マエケン単独トップ13勝!首位と3差
「阪神0-3広島」(13日、甲子園球場)
これぞエースじゃ!!広島の前田健太投手(27)が、今季初の中4日登板で7回無失点。ハーラートップの13勝目を挙げた。これで今季阪神戦は3戦3勝と圧倒。チームを8年ぶりの阪神戦勝ち越しに導いた。勝負の6連戦第2弾は2分けを挟み4連勝。70日ぶりに借金1とし、首位ヤクルトに3ゲーム差まで接近した。残り17試合。大逆転Vへ、前田は投げる試合で全部勝つと宣言した。
敵地甲子園で左翼スタンドが赤く、赤く揺れた。大歓声に向かって左手を挙げると、前田の表情に自然と笑みが浮かんだ。今季初の中4日登板で7回2安打無失点。ハーラートップの13勝目は、チームにも貴重な1勝だ。
「やっぱりいつもとは調子が違う。とにかく気持ちで。さすがに万全は難しかった」
言葉とは裏腹に投球内容は完璧だった。初回、鳥谷を1球で中飛に抑えると大和、マートンに3球勝負。連続三振で波に乗った。二回に先制点を奪うと、最速150キロの直球と宝刀スライダーを軸に相手打線を圧倒。四回まで無安打に抑えた。
最大のピンチは1点リードの五回、2死一、二塁。阪神ベンチは早々と藤井に代打・坂を送った。2ボールから5球連続スライダー勝負。中飛に抑えてグラブを小さくたたいた。「相手も勝負をかけてきたのでよかった」。七回を三者凡退で降板。93球の熱投だ。

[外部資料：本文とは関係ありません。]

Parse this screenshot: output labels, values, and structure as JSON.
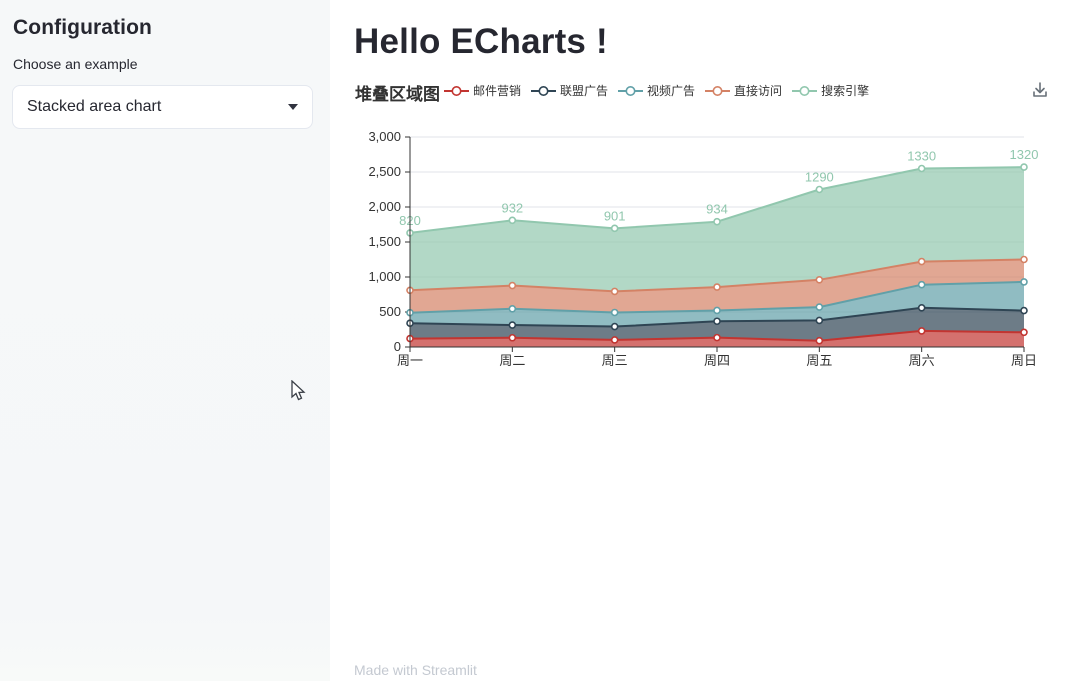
{
  "sidebar": {
    "title": "Configuration",
    "choose_label": "Choose an example",
    "select": {
      "value": "Stacked area chart",
      "caret_icon": "caret-down-icon"
    }
  },
  "main": {
    "title": "Hello ECharts !",
    "footer": "Made with Streamlit"
  },
  "toolbox": {
    "icon": "save-as-image-icon",
    "color": "#687078"
  },
  "cursor_icon": "arrow-cursor",
  "chart_data": {
    "type": "area",
    "stacked": true,
    "title": "堆叠区域图",
    "categories": [
      "周一",
      "周二",
      "周三",
      "周四",
      "周五",
      "周六",
      "周日"
    ],
    "series": [
      {
        "name": "邮件营销",
        "color": "#c23531",
        "values": [
          120,
          132,
          101,
          134,
          90,
          230,
          210
        ]
      },
      {
        "name": "联盟广告",
        "color": "#2f4554",
        "values": [
          220,
          182,
          191,
          234,
          290,
          330,
          310
        ]
      },
      {
        "name": "视频广告",
        "color": "#61a0a8",
        "values": [
          150,
          232,
          201,
          154,
          190,
          330,
          410
        ]
      },
      {
        "name": "直接访问",
        "color": "#d48265",
        "values": [
          320,
          332,
          301,
          334,
          390,
          330,
          320
        ]
      },
      {
        "name": "搜索引擎",
        "color": "#91c7ae",
        "values": [
          820,
          932,
          901,
          934,
          1290,
          1330,
          1320
        ],
        "show_labels": true
      }
    ],
    "visible_data_labels": [
      820,
      932,
      901,
      934,
      1290,
      1330,
      1320
    ],
    "ylim": [
      0,
      3000
    ],
    "y_ticks": [
      0,
      500,
      1000,
      1500,
      2000,
      2500,
      3000
    ],
    "legend_position": "top",
    "grid": true,
    "area_opacity": 0.7,
    "axis_color": "#333333",
    "gridline_color": "#e0e3e8",
    "label_font_size": 12
  }
}
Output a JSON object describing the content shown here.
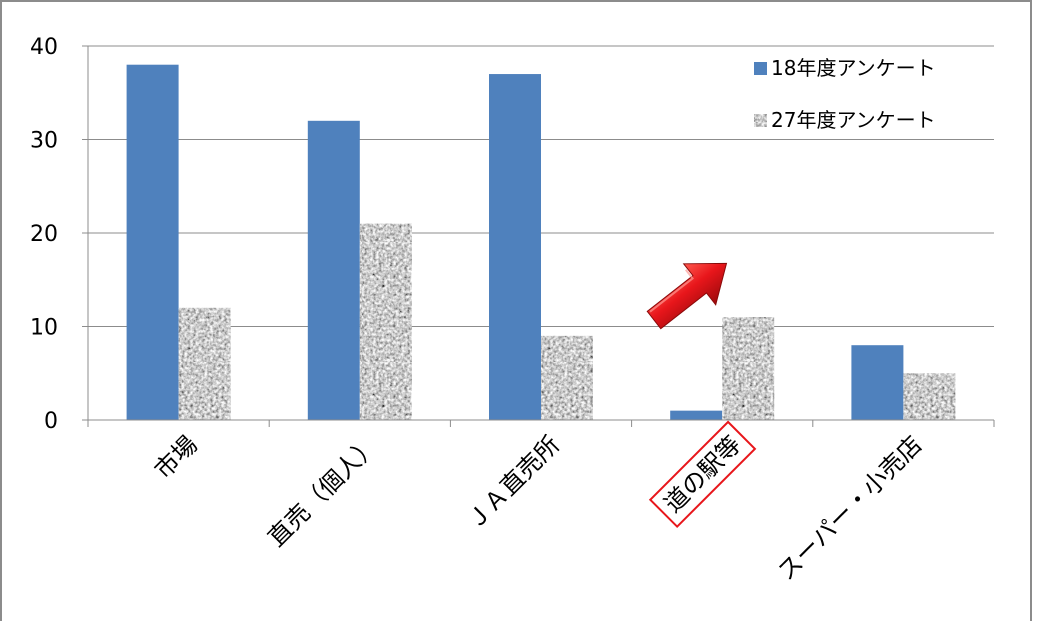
{
  "chart_data": {
    "type": "bar",
    "categories": [
      "市場",
      "直売（個人）",
      "ＪＡ直売所",
      "道の駅等",
      "スーパー・小売店"
    ],
    "series": [
      {
        "name": "18年度アンケート",
        "values": [
          38,
          32,
          37,
          1,
          8
        ],
        "color": "#4f81bd",
        "pattern": "solid"
      },
      {
        "name": "27年度アンケート",
        "values": [
          12,
          21,
          9,
          11,
          5
        ],
        "color": "#9a9a9a",
        "pattern": "granite"
      }
    ],
    "ylim": [
      0,
      40
    ],
    "yticks": [
      0,
      10,
      20,
      30,
      40
    ],
    "grid": true,
    "legend": "top-right",
    "highlighted_category": "道の駅等",
    "annotation": {
      "type": "arrow",
      "color": "#e8161b",
      "direction": "up-right"
    }
  }
}
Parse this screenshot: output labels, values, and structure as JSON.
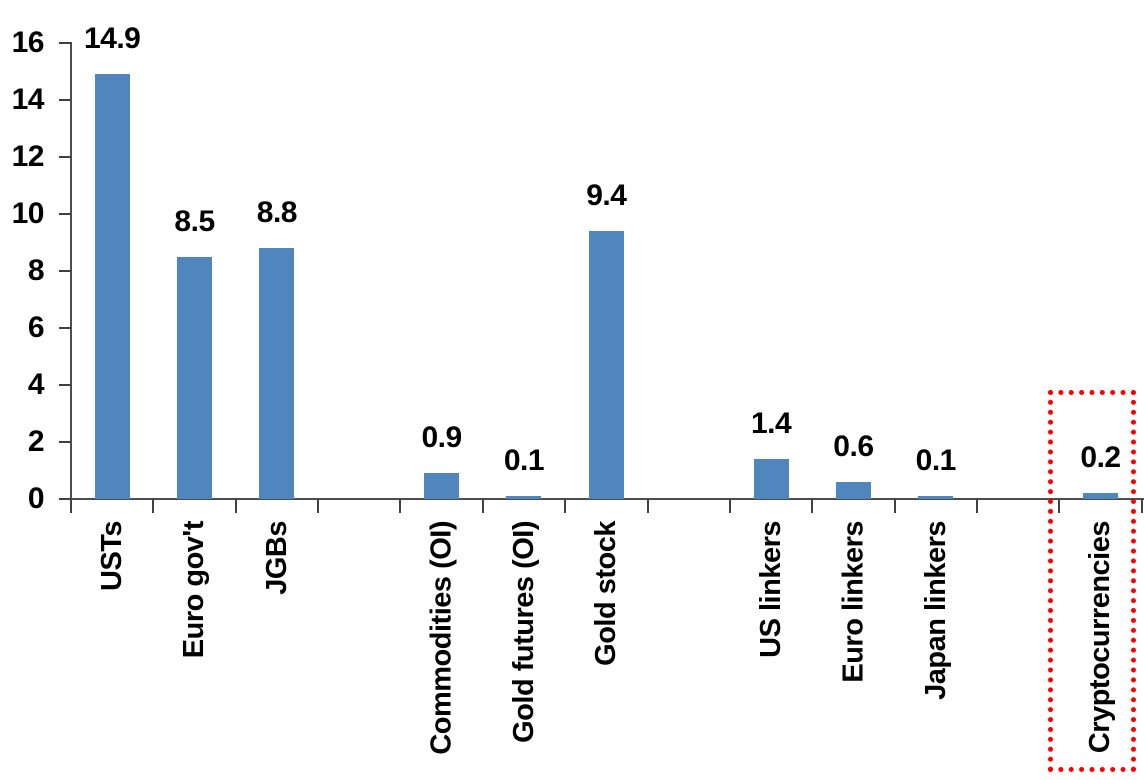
{
  "chart_data": {
    "type": "bar",
    "title": "",
    "xlabel": "",
    "ylabel": "",
    "categories": [
      "USTs",
      "Euro gov't",
      "JGBs",
      "Commodities (OI)",
      "Gold futures (OI)",
      "Gold stock",
      "US linkers",
      "Euro linkers",
      "Japan linkers",
      "Cryptocurrencies"
    ],
    "values": [
      14.9,
      8.5,
      8.8,
      0.9,
      0.1,
      9.4,
      1.4,
      0.6,
      0.1,
      0.2
    ],
    "data_labels": [
      "14.9",
      "8.5",
      "8.8",
      "0.9",
      "0.1",
      "9.4",
      "1.4",
      "0.6",
      "0.1",
      "0.2"
    ],
    "groups": [
      [
        "USTs",
        "Euro gov't",
        "JGBs"
      ],
      [
        "Commodities (OI)",
        "Gold futures (OI)",
        "Gold stock"
      ],
      [
        "US linkers",
        "Euro linkers",
        "Japan linkers"
      ],
      [
        "Cryptocurrencies"
      ]
    ],
    "y_ticks": [
      "0",
      "2",
      "4",
      "6",
      "8",
      "10",
      "12",
      "14",
      "16"
    ],
    "ylim": [
      0,
      16
    ],
    "grid": "off",
    "legend": "none",
    "bar_color": "#4f86bd",
    "axis_color": "#4d4d4d",
    "text_color": "#000000",
    "highlight": {
      "category": "Cryptocurrencies",
      "shape": "dotted-rectangle",
      "color": "#ff0000"
    }
  }
}
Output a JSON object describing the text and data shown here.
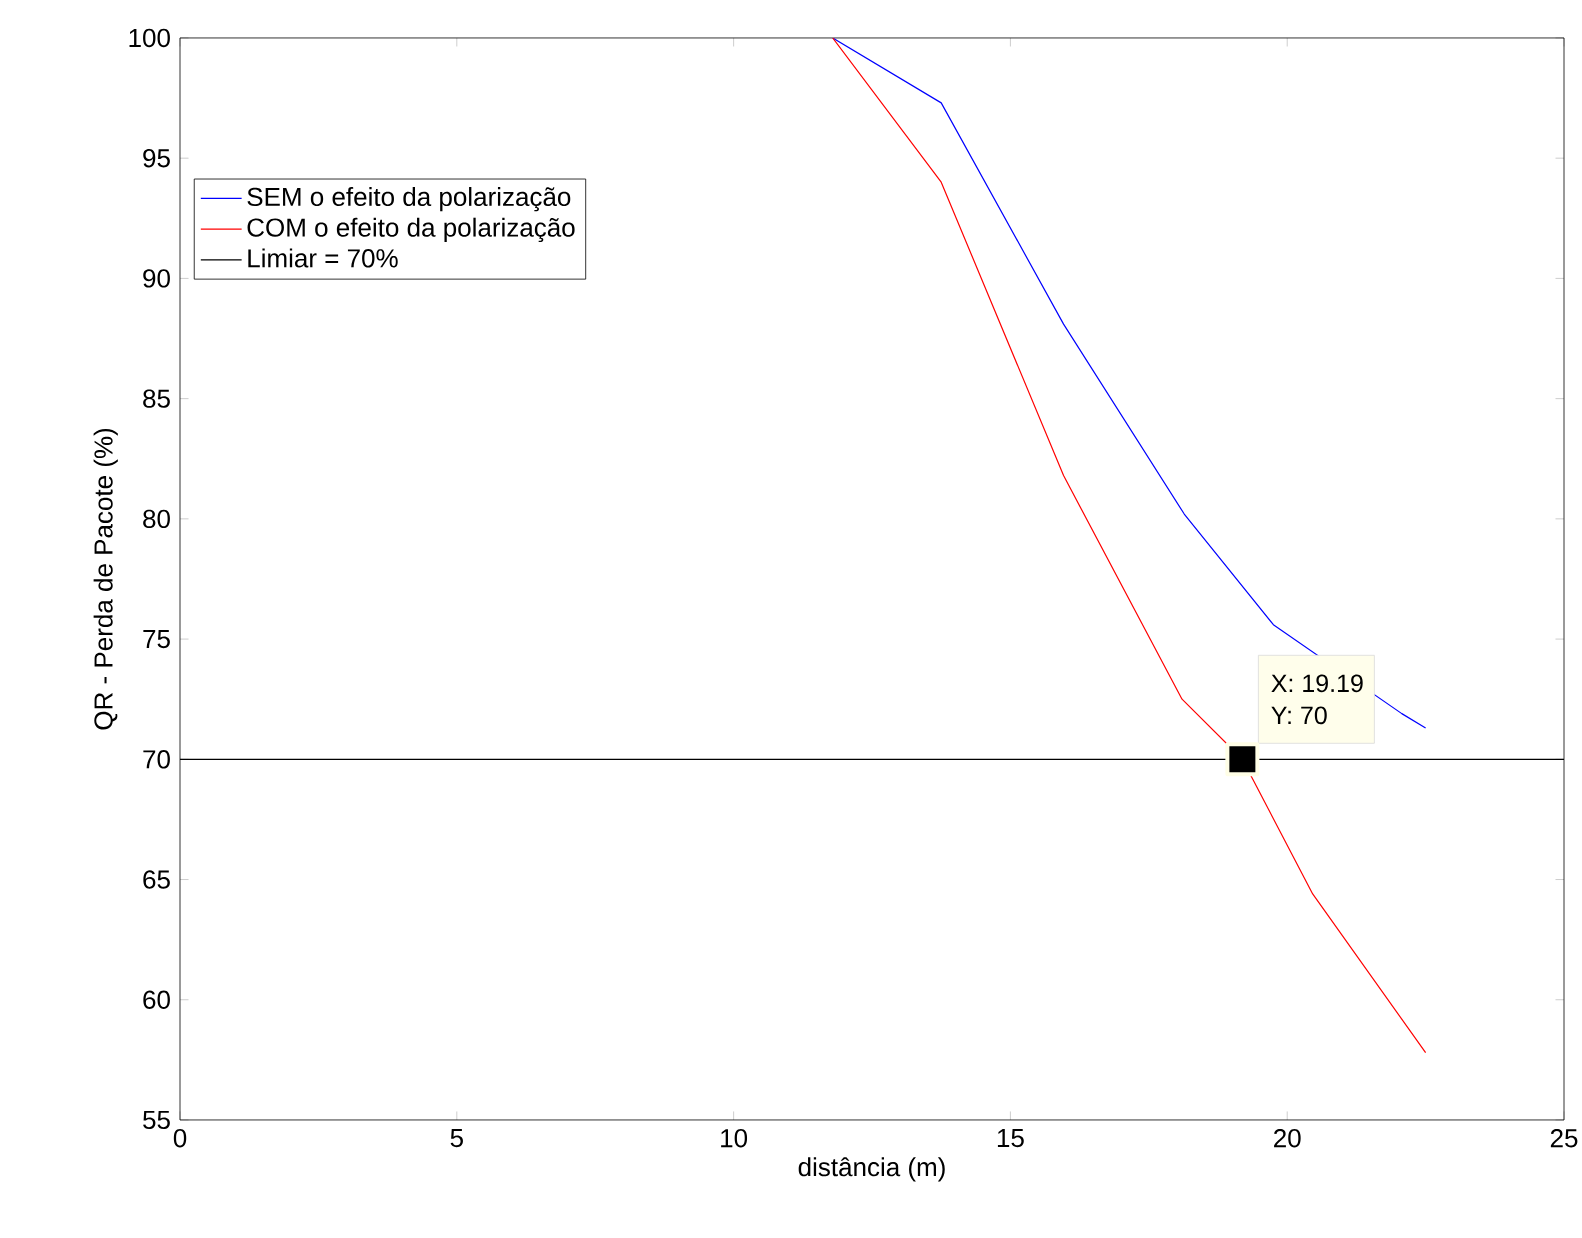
{
  "chart_data": {
    "type": "line",
    "xlabel": "distância (m)",
    "ylabel": "QR - Perda de Pacote (%)",
    "xlim": [
      0,
      25
    ],
    "xticks": [
      0,
      5,
      10,
      15,
      20,
      25
    ],
    "ylim": [
      55,
      100
    ],
    "yticks": [
      55,
      60,
      65,
      70,
      75,
      80,
      85,
      90,
      95,
      100
    ],
    "series": [
      {
        "name": "SEM o efeito da polarização",
        "color": "#0000ff",
        "x": [
          11.79,
          13.75,
          15.96,
          18.14,
          19.75,
          22.07,
          22.5
        ],
        "values": [
          100,
          97.3,
          88.1,
          80.2,
          75.6,
          71.9,
          71.3
        ]
      },
      {
        "name": "COM o efeito da polarização",
        "color": "#ff0000",
        "x": [
          11.79,
          13.75,
          15.96,
          18.1,
          19.19,
          20.46,
          22.5
        ],
        "values": [
          100,
          94.0,
          81.8,
          72.5,
          70,
          64.4,
          57.8
        ]
      }
    ],
    "ref_lines": [
      {
        "axis": "y",
        "value": 70,
        "label": "Limiar = 70%",
        "color": "#000000"
      }
    ],
    "annotations": [
      {
        "text": "X: 19.19",
        "x": 19.19,
        "y": 70
      },
      {
        "text": "Y: 70",
        "x": 19.19,
        "y": 70
      }
    ],
    "legend": "top left",
    "grid": false,
    "marker": "none",
    "line_style": "solid"
  }
}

ついに解禁した勝負手の中4日だが「僕の考えでは中4日(での登板)は誰でもできる」という。それを任され、勝利に導いてこそエース。「行くなら絶対に勝たないといけない。勝ちきることに意味がある。中4日でチームが勝ったのは、意味があったかなと思う」と、責務を全うして笑みを見せた。
昨年は後半戦で2勝5敗。悔しい経験は力になった。今季はこれで5連勝(2敗)。数字を逆にした。「昨年の悔しさがある。最後まで続けていきたい」。今季阪神戦は3戦3勝。デーゲームは5戦5勝で、13勝目はリーグ単独トップだ。
首位ヤクルトに3差まで接近した。残り17戦。前田の登板は3、4試合が見込まれる。「1つでも多く勝って、1つでも上の順位にいきたい。投げる試合は全て勝つつもりです」。不敵に笑った。大一番で証明したエースの真価、そして進化。大混戦の主役は、鯉が譲らない。